Wie ich zur Volksbildungsarbeit kam

Titelvollanzeige

Autor/in:

Leisching, Eduard

Titel: Wie ich zur Volksbildungsarbeit kam
Jahr: 1946
Quelle:

Arbeiter-Zeitung, 1. September 1946, S. 3.

Sachdeskriptor: Bücherei / Volksbildungsverein

Dieser Aufsatz ist ein Teil des noch unveröffentlichten autobiographischen Nachlaßwerkes des verstorbenen Verfassers, der, als Direktor des Kunstgewerblichen Staatsmuseums und langjähriger Präsident des Wiener Volksbildungsvereines weit bekannt, als Mitbegründer und Organisator unseres neutralen Volksbildungswesens sich unvergängliche Verdienste erworben hat.

 

Von Jugend auf hatte ich lebhaftes Interesse an den meinem Lebenskreis fernstehenden breiten Volksschichten, die man mit dem harten, ungerechten Wort „untere Klassen“ zu bezeichnen pflegte und die nur allzu viele für minderwertig, für keines höheren Aufschwunges fähig hielten. Wie tief diese Anschauung sogar vor einem halben Jahrhundert in den herrschenden Klassen festgewurzelt war, bewiesen mir Äußerungen eines damals an hoher Stelle in Wien gestandenen altliberalen Mannes, den ich für das von mir im Jahre 1886 begonnene Wiener Volksbildungswerk zu interessieren suchte. Er klopfte mir herablassend auf die Schulter und sagte: „Volksbüchereien wollen Sie errichten und volkstümliche wissenschaftliche und künstlerische Vorträge veranstalten? Sie sind ein jugendlicher Phantast und Schwärmer, kennen aber das Volk nicht; die wollen und brauchen nicht mehr als halbwegs auskömmlichen Lohn, Wein und Bier, Wurstelprater und Heurigenmusik und für die Bildung das „Illustrierte Wiener Extrablatt"." Als ich nach einem Jahre mit unserem ersten Bericht über die erzielten großen Erfolge zu ihm kam, die er nicht in Abrede stellen konnte, sagte er mir immerhin ganz wohlwollend: „Jetzt werden Sie glauben, daß Sie der Gescheitere gewesen sind! Ich aber kenne unser Volk besser und sage Ihnen: die Sache wird sich nicht halten."

Die Sache hat sich gehalten, und zwar in einem Maße, wie es selbst die großen Optimisten in unserem Kreis nicht für möglich gehalten hätten!
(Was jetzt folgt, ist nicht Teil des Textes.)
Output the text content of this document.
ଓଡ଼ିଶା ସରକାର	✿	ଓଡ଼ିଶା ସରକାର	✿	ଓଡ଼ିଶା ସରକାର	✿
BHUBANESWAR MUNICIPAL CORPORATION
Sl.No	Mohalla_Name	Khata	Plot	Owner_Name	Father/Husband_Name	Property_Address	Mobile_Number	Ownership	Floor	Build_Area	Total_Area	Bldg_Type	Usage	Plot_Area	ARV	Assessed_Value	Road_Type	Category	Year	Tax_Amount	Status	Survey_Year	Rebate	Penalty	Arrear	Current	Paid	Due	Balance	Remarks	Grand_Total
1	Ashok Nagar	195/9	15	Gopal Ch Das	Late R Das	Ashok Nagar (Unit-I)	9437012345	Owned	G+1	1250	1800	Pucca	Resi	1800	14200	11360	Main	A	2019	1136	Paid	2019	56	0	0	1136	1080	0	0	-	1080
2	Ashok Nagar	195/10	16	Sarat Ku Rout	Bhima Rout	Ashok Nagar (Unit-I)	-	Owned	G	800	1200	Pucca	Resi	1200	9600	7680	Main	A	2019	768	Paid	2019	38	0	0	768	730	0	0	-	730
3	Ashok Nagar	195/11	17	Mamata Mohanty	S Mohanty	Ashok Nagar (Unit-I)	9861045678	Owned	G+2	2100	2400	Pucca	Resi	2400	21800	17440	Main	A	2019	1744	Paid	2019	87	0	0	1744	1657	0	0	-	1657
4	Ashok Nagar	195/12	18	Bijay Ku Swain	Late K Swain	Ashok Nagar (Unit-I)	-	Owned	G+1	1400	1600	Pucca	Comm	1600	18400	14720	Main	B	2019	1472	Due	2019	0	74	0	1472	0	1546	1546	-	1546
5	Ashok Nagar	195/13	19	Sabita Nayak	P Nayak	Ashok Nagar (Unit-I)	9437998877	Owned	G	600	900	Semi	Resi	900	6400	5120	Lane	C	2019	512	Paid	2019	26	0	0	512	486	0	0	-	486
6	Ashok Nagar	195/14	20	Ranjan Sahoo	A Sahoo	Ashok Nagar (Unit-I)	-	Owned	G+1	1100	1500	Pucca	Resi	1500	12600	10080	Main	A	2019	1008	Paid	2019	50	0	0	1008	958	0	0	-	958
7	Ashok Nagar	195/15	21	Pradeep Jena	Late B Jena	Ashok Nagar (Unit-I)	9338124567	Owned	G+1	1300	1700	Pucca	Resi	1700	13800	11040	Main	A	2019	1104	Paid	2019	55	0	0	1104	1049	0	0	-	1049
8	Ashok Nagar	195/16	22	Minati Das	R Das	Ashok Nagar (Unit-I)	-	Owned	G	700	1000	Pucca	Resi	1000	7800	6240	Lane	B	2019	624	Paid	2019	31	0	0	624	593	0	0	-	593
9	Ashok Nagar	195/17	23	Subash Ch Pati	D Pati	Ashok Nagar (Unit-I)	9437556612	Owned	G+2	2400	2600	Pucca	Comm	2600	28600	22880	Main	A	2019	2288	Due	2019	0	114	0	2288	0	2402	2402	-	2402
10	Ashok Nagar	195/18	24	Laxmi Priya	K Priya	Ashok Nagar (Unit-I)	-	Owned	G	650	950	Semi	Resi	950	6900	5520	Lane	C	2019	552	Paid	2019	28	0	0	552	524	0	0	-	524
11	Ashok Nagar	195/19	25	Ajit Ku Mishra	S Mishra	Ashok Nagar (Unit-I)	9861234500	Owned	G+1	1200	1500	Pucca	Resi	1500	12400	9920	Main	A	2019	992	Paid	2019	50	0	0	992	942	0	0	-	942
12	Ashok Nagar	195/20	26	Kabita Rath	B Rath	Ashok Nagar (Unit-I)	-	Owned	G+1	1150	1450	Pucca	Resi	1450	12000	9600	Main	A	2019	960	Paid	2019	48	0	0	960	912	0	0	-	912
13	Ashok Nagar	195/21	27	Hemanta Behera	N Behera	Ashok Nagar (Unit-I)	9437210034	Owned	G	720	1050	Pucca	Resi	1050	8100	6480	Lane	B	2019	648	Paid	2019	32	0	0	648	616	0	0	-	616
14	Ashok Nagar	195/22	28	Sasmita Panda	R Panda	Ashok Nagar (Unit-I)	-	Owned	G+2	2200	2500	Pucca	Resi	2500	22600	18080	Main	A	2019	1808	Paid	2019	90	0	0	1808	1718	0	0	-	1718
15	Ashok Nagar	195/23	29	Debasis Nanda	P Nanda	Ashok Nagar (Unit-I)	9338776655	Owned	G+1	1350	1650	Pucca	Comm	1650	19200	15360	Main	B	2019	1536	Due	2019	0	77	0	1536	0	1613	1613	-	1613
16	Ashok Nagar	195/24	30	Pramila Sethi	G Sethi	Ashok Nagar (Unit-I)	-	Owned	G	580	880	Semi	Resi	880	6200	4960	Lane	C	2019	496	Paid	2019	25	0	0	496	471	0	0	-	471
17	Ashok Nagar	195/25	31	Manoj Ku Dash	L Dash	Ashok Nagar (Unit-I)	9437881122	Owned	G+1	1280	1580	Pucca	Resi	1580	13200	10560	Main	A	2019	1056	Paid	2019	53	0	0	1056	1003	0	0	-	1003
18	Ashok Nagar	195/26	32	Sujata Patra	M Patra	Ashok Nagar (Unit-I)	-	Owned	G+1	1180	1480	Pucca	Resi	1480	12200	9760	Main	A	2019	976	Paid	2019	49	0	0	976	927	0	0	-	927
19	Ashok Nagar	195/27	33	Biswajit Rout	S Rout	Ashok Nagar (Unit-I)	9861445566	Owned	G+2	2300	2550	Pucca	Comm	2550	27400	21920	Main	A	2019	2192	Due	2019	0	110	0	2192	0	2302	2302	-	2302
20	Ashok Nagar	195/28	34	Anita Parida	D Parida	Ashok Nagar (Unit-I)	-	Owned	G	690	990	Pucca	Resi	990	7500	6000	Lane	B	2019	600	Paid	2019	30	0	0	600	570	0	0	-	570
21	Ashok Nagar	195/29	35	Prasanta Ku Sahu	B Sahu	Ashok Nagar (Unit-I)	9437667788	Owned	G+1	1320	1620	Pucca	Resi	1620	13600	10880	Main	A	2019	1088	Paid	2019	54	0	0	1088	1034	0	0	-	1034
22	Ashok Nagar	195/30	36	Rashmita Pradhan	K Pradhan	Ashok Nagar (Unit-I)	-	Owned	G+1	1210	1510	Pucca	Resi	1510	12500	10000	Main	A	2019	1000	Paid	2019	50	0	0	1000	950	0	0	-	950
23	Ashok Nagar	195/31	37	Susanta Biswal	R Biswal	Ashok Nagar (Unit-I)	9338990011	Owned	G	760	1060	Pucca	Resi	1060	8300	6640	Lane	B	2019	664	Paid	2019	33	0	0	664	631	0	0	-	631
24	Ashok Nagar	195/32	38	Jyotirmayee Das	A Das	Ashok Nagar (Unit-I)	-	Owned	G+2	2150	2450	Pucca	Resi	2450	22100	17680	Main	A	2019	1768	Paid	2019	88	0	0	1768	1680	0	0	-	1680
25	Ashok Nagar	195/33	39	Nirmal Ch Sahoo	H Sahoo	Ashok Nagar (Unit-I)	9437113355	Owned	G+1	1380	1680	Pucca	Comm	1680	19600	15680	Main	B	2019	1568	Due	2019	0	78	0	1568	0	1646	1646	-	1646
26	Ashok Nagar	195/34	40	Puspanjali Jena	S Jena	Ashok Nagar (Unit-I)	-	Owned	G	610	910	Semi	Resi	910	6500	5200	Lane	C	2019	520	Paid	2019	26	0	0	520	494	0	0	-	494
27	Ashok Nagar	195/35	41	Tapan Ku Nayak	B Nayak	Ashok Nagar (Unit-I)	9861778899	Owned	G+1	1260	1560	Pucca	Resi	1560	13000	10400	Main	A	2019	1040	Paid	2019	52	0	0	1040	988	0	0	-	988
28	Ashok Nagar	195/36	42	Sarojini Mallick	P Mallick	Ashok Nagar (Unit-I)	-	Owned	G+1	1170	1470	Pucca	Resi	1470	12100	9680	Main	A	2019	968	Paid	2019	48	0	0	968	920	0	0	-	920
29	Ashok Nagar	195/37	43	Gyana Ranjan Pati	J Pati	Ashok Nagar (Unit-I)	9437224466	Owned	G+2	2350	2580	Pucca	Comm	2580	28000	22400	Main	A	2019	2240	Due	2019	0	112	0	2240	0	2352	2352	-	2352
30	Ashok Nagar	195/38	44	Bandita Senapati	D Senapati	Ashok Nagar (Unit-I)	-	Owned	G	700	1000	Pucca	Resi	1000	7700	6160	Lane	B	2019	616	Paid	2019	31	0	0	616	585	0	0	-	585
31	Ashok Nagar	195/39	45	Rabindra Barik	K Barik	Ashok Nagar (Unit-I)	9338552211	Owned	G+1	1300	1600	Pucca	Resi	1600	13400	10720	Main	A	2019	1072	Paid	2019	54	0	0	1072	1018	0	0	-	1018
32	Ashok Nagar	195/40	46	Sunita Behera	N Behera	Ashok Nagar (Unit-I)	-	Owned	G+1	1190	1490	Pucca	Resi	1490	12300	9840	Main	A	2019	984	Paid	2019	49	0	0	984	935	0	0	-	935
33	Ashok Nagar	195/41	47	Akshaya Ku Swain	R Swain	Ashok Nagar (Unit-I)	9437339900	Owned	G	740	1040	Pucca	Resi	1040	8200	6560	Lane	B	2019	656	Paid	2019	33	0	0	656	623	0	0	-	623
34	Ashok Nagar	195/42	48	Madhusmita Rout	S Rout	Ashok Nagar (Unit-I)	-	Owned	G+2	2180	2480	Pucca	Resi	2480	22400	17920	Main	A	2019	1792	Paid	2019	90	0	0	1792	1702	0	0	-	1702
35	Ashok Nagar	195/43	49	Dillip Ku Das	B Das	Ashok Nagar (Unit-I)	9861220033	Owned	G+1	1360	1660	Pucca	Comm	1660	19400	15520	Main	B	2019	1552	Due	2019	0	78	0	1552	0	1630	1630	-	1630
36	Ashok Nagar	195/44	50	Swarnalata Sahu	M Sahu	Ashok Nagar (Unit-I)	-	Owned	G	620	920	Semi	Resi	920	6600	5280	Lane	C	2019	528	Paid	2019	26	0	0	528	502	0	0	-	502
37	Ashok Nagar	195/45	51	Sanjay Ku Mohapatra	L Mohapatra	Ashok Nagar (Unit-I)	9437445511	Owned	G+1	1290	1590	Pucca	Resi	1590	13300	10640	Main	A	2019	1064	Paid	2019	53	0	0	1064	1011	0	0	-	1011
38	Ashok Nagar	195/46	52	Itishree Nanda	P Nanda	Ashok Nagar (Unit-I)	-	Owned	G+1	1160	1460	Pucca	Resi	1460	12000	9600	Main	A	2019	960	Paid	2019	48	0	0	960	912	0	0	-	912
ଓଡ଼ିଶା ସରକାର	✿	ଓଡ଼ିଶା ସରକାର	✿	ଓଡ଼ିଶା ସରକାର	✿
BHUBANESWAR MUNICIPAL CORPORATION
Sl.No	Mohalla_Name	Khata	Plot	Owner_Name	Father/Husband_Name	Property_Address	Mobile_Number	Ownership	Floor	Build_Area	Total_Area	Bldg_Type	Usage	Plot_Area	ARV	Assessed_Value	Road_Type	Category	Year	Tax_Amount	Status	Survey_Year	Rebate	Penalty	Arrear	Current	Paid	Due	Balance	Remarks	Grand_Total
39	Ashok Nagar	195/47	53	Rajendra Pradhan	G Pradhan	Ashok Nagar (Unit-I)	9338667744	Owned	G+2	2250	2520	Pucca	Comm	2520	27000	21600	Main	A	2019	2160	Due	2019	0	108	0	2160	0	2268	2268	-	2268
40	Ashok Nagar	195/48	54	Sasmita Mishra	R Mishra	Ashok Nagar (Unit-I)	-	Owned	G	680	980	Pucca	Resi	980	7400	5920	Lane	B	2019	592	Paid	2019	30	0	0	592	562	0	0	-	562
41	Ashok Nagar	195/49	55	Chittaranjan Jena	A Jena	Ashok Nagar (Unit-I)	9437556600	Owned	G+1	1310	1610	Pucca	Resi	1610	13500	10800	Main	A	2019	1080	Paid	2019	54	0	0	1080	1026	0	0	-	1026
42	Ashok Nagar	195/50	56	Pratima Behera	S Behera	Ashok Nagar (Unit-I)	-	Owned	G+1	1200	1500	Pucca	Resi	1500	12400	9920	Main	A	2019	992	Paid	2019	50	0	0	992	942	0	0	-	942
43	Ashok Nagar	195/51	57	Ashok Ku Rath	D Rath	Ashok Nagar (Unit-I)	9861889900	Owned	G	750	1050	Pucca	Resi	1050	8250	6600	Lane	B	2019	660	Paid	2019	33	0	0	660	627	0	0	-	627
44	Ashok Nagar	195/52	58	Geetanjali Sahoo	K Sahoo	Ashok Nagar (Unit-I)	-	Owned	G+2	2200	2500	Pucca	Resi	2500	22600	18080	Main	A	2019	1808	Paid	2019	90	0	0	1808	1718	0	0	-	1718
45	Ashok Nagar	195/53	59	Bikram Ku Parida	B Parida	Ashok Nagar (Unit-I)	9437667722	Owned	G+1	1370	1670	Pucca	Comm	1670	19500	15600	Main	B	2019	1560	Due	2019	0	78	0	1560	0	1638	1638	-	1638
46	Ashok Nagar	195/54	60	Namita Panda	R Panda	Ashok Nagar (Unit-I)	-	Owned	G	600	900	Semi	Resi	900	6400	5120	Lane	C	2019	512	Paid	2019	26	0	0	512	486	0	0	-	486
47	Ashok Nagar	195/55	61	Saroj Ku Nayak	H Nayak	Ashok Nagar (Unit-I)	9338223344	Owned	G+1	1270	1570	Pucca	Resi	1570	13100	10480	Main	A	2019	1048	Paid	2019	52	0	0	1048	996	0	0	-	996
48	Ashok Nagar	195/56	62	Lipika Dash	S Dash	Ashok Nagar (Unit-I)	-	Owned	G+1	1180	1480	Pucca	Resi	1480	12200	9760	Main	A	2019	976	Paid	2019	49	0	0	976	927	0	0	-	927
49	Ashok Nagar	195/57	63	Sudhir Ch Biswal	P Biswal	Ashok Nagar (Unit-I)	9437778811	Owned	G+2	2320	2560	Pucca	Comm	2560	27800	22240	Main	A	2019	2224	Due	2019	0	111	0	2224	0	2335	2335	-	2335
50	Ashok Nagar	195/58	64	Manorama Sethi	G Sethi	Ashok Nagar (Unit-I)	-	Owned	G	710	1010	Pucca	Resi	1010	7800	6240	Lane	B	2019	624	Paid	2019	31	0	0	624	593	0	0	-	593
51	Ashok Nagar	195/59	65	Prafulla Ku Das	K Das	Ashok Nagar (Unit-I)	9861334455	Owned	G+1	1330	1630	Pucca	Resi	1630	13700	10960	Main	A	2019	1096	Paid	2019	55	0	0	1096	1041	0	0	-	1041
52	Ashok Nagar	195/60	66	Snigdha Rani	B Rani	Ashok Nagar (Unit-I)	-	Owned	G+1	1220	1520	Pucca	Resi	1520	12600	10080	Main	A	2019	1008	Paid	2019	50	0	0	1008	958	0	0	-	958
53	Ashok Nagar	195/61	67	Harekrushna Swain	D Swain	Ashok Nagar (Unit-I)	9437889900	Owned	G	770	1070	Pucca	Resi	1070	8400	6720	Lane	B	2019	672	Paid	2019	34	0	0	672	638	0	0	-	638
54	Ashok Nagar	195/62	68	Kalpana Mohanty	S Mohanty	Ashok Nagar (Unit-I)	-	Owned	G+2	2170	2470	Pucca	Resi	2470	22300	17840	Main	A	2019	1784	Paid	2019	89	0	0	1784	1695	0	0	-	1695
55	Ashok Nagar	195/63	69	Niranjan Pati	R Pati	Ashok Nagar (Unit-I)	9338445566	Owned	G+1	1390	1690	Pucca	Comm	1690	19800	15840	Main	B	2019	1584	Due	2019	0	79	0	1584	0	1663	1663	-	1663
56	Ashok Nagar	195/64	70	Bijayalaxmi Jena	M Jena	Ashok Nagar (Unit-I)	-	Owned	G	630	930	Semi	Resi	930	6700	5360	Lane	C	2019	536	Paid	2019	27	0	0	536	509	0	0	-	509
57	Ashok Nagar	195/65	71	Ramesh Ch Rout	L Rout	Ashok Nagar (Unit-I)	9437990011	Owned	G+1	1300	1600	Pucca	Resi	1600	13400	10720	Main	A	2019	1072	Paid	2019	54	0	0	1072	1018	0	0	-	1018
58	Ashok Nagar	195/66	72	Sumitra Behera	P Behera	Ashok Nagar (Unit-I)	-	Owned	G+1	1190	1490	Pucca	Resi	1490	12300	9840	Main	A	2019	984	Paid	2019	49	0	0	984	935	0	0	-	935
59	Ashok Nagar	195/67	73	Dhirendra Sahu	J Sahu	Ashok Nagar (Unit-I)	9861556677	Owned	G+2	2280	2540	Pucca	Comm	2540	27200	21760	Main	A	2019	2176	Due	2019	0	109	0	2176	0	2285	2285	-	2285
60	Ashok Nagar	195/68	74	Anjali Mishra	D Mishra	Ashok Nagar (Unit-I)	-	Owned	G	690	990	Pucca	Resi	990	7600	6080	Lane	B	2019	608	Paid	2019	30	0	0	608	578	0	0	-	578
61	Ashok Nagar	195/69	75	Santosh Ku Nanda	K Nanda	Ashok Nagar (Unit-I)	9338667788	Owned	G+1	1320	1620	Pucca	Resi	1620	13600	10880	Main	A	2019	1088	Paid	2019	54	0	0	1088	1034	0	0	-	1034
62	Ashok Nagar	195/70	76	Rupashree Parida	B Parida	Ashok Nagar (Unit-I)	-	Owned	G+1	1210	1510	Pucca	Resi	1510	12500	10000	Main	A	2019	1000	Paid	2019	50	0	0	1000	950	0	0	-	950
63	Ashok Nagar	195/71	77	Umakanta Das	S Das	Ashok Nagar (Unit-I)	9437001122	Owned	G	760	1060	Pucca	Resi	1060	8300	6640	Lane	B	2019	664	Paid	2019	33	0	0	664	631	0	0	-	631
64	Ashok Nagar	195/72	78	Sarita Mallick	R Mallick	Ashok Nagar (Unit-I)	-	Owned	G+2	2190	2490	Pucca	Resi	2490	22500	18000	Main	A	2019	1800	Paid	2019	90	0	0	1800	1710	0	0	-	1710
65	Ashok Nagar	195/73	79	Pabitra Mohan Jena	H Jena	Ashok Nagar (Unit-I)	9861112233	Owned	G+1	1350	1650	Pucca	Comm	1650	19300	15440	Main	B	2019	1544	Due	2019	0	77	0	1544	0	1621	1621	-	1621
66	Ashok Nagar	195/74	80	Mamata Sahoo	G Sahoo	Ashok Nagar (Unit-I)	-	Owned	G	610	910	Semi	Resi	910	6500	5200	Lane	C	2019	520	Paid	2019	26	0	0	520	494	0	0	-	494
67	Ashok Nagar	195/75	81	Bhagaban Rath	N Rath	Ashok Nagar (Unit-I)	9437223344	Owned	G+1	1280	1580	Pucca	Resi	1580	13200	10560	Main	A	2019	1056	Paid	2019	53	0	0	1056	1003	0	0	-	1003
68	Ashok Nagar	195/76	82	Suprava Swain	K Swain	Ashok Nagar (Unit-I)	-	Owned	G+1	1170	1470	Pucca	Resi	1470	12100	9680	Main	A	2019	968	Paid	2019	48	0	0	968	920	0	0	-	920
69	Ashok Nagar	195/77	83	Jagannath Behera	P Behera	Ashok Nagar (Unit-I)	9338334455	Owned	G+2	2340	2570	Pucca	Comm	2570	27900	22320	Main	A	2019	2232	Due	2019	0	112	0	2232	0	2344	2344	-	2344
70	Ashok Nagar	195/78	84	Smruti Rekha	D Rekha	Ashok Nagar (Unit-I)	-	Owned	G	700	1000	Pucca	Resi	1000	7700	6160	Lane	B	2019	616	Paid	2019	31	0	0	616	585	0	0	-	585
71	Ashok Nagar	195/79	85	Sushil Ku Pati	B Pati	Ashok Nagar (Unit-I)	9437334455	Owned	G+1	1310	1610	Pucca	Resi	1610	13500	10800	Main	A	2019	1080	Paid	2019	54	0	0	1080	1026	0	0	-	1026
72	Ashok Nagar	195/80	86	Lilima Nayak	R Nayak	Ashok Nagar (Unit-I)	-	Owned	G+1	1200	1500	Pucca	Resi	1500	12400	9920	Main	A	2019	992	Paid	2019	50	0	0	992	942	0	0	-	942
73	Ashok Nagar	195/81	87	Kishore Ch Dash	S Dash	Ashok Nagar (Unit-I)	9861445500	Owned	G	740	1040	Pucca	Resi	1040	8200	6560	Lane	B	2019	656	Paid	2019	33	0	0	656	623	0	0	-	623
Das liberale Bürgertum, dessen Herrschaftsbeginn in meine Jugend fiel, hat sich viel darauf zugute getan, daß die Durchsetzung der allgemeinen achtjährigen Schulpflicht vor allem seiner politischen Einflußnahme zuzuschreiben war. Dieses Verdienst soll nicht geschmälert werden; die Verjüngung und Erstarkung Österreichs, die nach 1866 einsetzte, war zweifellos zum großen Teil jener liberal-bürgerlichen Schulreform mit zu verdanken. Aber man übersah in jenen selbstbewußten, trotz allem weltfremden und doktrinären Zeiten, daß die obligatorische Schulpflicht nur dann wirklich heilbringend sein kann, wenn sich für alle jene, die keine höheren Schulen besuchen können, an den Volkschulunterricht ein mehrjähriger Fortbildungsunterricht obligatorisch anschließt. Aber die Forderung nach der Schaffung mehrjährigen Fortbildungsunterrichtes im Anschluß an die Volksschule drang leider damals in Österreich nicht durch. Es mag sein, daß dieser Widerstand von den kapitalitisch-industriellen Kreisen, die an der Aufrechterhaltung der Jugendarbeit in den Betrieben stark interessiert waren, gefördert wurde. Erst spät und nur widerstrebend wurde die mehrseitige große Gefahr des bisherigen Zustandes erkannt. Dieser Widerstand kam eben daher, daß die herrschenden Klassen die nicht herrschenden für Menschen „minderer Ordnung und minderen Rechtes" hielten, gering befähigt zu geistiger Erhebung, aber auch für gefährlich, wenn sie hätten gehoben werden können. Vielen erschien ihre Niederhaltung als Gewähr der Möglichkeit, sie leichter beherrschen, die Entwicklung ihres Gemeinschaftsgefühles und ihrer Ansprüche ans Leben hintanhalten zu können. Nur auf diese Weise glaubte man auch ihre Arbeitskraft im Interesse der Wirtschaft und damit der Konservierung der überkommenen Gesellschaftsordnung ungehindert verwerten zu können.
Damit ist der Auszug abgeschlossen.